NSW primary schools get rapid antigen testing kits

NSW primary schools get rapid antigen testing kits

NSW primary schools will receive more than 500,000 Rapid Antigen Home Testing (RAHT) kits to reduce the disruption positive COVID cases have on schools and student learning, the state’s government announced on Friday.

The NSW Government is expanding the use of this method to reduce the time students and staff spend away from school if they are a close contact of a positive case.

The decision follows recent Doherty Institute modelling that shows screening students with rapid antigen testing before school starts works just as well as quarantining an entire class if a student tests positive to the COVID-19 virus.

The method, tabled at the National Cabinet before being outlined in the new Doherty Institute modelling, comes as NSW and Victoria announce plans to regularly screen students for the virus before face-to-face classes begin.
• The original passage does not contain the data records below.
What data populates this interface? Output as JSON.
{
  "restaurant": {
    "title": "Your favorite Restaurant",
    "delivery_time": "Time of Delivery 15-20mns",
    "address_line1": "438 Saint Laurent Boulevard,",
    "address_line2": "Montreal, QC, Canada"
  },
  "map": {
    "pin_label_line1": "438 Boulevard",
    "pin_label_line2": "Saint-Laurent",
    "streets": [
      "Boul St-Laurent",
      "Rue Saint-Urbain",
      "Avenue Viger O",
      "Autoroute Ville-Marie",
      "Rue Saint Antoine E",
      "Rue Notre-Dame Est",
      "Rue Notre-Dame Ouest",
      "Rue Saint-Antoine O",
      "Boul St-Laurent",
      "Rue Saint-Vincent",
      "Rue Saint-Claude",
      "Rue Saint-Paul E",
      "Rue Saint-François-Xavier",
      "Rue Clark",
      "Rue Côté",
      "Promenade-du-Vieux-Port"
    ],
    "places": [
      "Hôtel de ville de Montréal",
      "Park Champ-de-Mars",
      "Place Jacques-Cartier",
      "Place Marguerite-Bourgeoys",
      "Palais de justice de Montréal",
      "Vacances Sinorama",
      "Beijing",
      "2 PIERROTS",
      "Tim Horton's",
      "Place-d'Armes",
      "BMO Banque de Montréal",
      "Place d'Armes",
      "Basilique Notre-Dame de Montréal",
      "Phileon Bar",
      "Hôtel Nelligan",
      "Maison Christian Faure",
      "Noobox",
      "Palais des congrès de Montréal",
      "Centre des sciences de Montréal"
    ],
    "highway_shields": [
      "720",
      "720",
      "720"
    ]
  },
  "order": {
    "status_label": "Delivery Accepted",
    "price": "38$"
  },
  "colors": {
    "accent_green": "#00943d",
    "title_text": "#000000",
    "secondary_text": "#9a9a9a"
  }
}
The Institute’s modelling found that the “test to stay” approach resulted on average in just one more infection in primary schools, and six fewer in secondary schools.

How it will work

Under NSW Health advice, close contacts of COVID positive cases can return to school after seven days, provided they receive a negative PCR test result on Day 7 of their exposure date and consistent negative rapid antigen test results from Day 8 until Day 14.

The state-wide rollout of the initiative will focus on public and private primary schools, because those students remain unvaccinated. However, NSW Health and the NSW Government are currently looking into developing a process for unvaccinated high school students.

NSW Education Minister, Sarah Mitchell, said the tests would be an important way to help students and staff return to the classroom earlier in schools with positive cases.

“Using RAHT, our pilot at Albury North Public School has shown that tests are effective in reducing the amount of time close contacts spend learning from home, with 38 students able to return to the classroom after seven days, instead of the standard 14 for unvaccinated close contacts,” Mitchell said.

Albury North Public School principal Paul Smith said there was “significant disruption” for students and their families when they were identified as a primary close contact at school, often meaning 14 days in isolation at home.

“Providing parents with an option to use the rapid antigen testing kits at home, and then sending in the negative tests before the start of the school day, allowed us to reduce this time at home whilst still ensuring the safety and wellbeing of everyone at school.”